Installing two different versions of Python on Windows

David Bolen db3l at fitlinxx.com
Mon Jan 28 21:29:03 EST 2002


Sheila King <usenet at thinkspot.net> writes:

> If I simply take care to install the new Python 2.2 version in a separate
> directory, this should work OK, shouldn't it? I know that the system will
> default associate all the .py, .pyc, and .pyw files with the 2.2 executable
> and I would have to specifically invoke the 2.1 executable with a full path
> name if I wanted to run it, but that's fine, too. I expect I'll mostly use
> the newer 2.2.

Yes, the two "collisions" between multiple versions are both registry
based.  One is the file extension association, and the other is the
COM object server registration for active scripting and some default
objects that the win32all package can install.  Both can be manually
tweaked with regedit to flip between versions if you need.
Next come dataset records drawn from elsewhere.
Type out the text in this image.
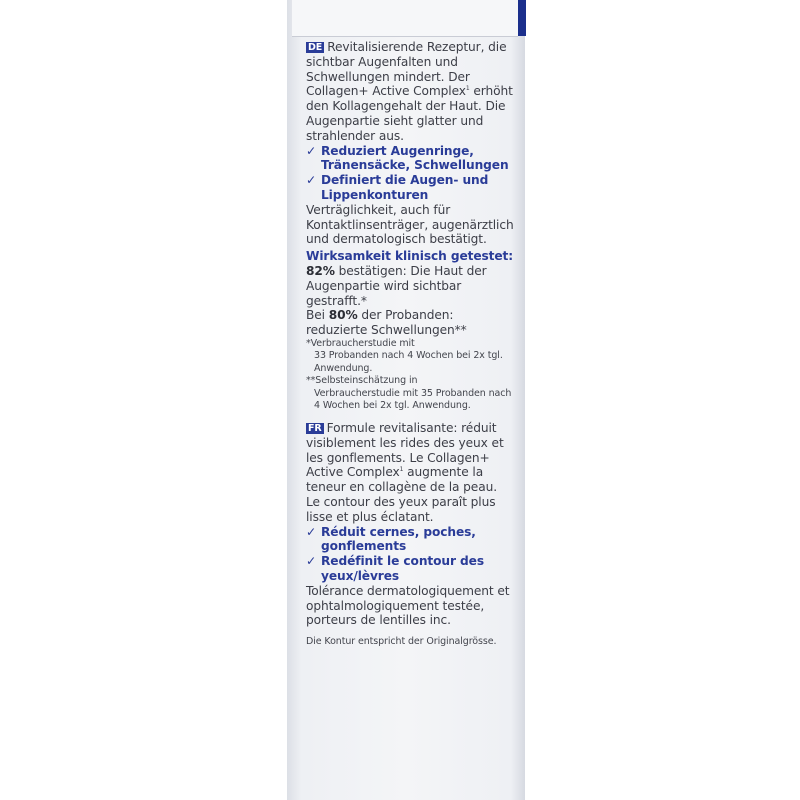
DE Revitalisierende Rezeptur, die sichtbar Augenfalten und Schwellungen mindert. Der Collagen+ Active Complex$^1$ erhöht den Kollagengehalt der Haut. Die Augenpartie sieht glatter und strahlender aus.

✓ Reduziert Augenringe, Tränensäcke, Schwellungen
✓ Definiert die Augen- und Lippenkonturen

Verträglichkeit, auch für Kontaktlinsenträger, augenärztlich und dermatologisch bestätigt.

Wirksamkeit klinisch getestet: 82% bestätigen: Die Haut der Augenpartie wird sichtbar gestrafft.*

Bei 80% der Probanden: reduzierte Schwellungen**

*Verbraucherstudie mit
33 Probanden nach 4 Wochen bei 2x tgl. Anwendung.
**Selbsteinschätzung in
Verbraucherstudie mit 35 Probanden nach 4 Wochen bei 2x tgl. Anwendung.

FR Formule revitalisante: réduit visiblement les rides des yeux et les gonflements. Le Collagen+ Active Complex$^1$ augmente la teneur en collagène de la peau. Le contour des yeux paraît plus lisse et plus éclatant.

✓ Réduit cernes, poches, gonflements
✓ Redéfinit le contour des yeux/lèvres

Tolérance dermatologiquement et ophtalmologiquement testée, porteurs de lentilles inc.

Die Kontur entspricht der Originalgrösse.
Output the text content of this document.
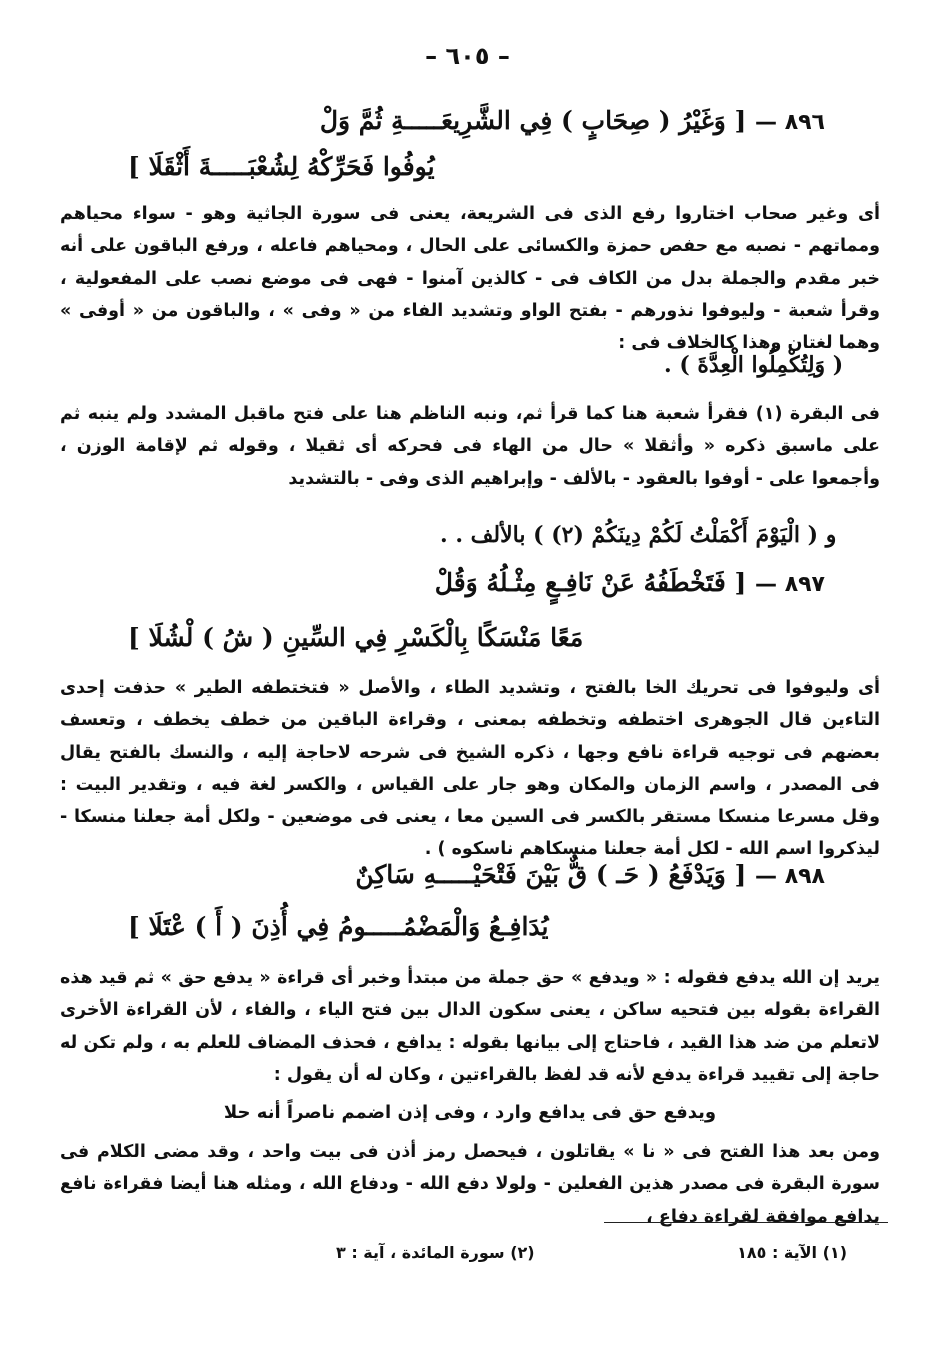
– ٦٠٥ –
٨٩٦ — [ وَغَيْرُ ( صِحَابٍ ) فِي الشَّرِيعَـــــةِ ثُمَّ وَلْ
يُوفُوا فَحَرِّكْهُ لِشُعْبَـــــةَ أَثْقَلَا ]

أى وغير صحاب اختاروا رفع الذى فى الشريعة، يعنى فى سورة الجاثية وهو - سواء محياهم ومماتهم - نصبه مع حفص حمزة والكسائى على الحال ، ومحياهم فاعله ، ورفع الباقون على أنه خبر مقدم والجملة بدل من الكاف فى - كالذين آمنوا - فهى فى موضع نصب على المفعولية ، وقرأ شعبة - وليوفوا نذورهم - بفتح الواو وتشديد الفاء من « وفى » ، والباقون من « أوفى » وهما لغتان وهذا كالخلاف فى :

( وَلِتُكْمِلُوا الْعِدَّةَ ) .

فى البقرة (١) فقرأ شعبة هنا كما قرأ ثم، ونبه الناظم هنا على فتح ماقبل المشدد ولم ينبه ثم على ماسبق ذكره « وأثقلا » حال من الهاء فى فحركه أى ثقيلا ، وقوله ثم لإقامة الوزن ، وأجمعوا على - أوفوا بالعقود - بالألف - وإبراهيم الذى وفى - بالتشديد

و ( الْيَوْمَ أَكْمَلْتُ لَكُمْ دِينَكُمْ (٢) ) بالألف . .
٨٩٧ — [ فَتَخْطَفُهُ عَنْ نَافِـعٍ مِثْـلُهُ وَقُلْ
مَعًا مَنْسَكًا بِالْكَسْرِ فِي السِّينِ ( شُ ) لْشُلَا ]

أى وليوفوا فى تحريك الخا بالفتح ، وتشديد الطاء ، والأصل « فتختطفه الطير » حذفت إحدى التاءين قال الجوهرى اختطفه وتخطفه بمعنى ، وقراءة الباقين من خطف يخطف ، وتعسف بعضهم فى توجيه قراءة نافع وجها ، ذكره الشيخ فى شرحه لاحاجة إليه ، والنسك بالفتح يقال فى المصدر ، واسم الزمان والمكان وهو جار على القياس ، والكسر لغة فيه ، وتقدير البيت : وقل مسرعا منسكا مستقر بالكسر فى السين معا ، يعنى فى موضعين - ولكل أمة جعلنا منسكا - ليذكروا اسم الله - لكل أمة جعلنا منسكاهم ناسكوه ) .

٨٩٨ — [ وَيَدْفَعُ ( حَـ ) قٌّ بَيْنَ فَتْحَيْـــــهِ سَاكِنٌ
يُدَافِـعُ وَالْمَضْمُـــــومُ فِي أُذِنَ ( أَ ) عْتَلَا ]

يريد إن الله يدفع فقوله : « ويدفع » حق جملة من مبتدأ وخبر أى قراءة « يدفع حق » ثم قيد هذه القراءة بقوله بين فتحيه ساكن ، يعنى سكون الدال بين فتح الياء ، والفاء ، لأن القراءة الأخرى لاتعلم من ضد هذا القيد ، فاحتاج إلى بيانها بقوله : يدافع ، فحذف المضاف للعلم به ، ولم تكن له حاجة إلى تقييد قراءة يدفع لأنه قد لفظ بالقراءتين ، وكان له أن يقول :

ويدفع حق فى يدافع وارد ، وفى إذن اضمم ناصراً أنه حلا

ومن بعد هذا الفتح فى « نا » يقاتلون ، فيحصل رمز أذن فى بيت واحد ، وقد مضى الكلام فى سورة البقرة فى مصدر هذين الفعلين - ولولا دفع الله - ودفاع الله ، ومثله هنا أيضا فقراءة نافع يدافع موافقة لقراءة دفاع ،

(١) الآية : ١٨٥
(٢) سورة المائدة ، آية : ٣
Standard Python (although not the PythonWare distribution) does use
the registry for basic stuff too, but it uses version-specific keys,
so they won't collide.  You can't have two bug releases of the same
version (e.g., Python 2.1.1 and 2.1.2 since only the major.minor is
used in the registry), but otherwise you're fine.

And yes, you can play any tricks you want to select between the
executable - switching paths, renaming python.exe in each installation
to python##.exe, setting up aliases or batch files to run the
appropriate version, etc...

I keep all of 1.5.2, 2.0, 2.1 and 2.2 on my system for
interoperability testing and it works fine.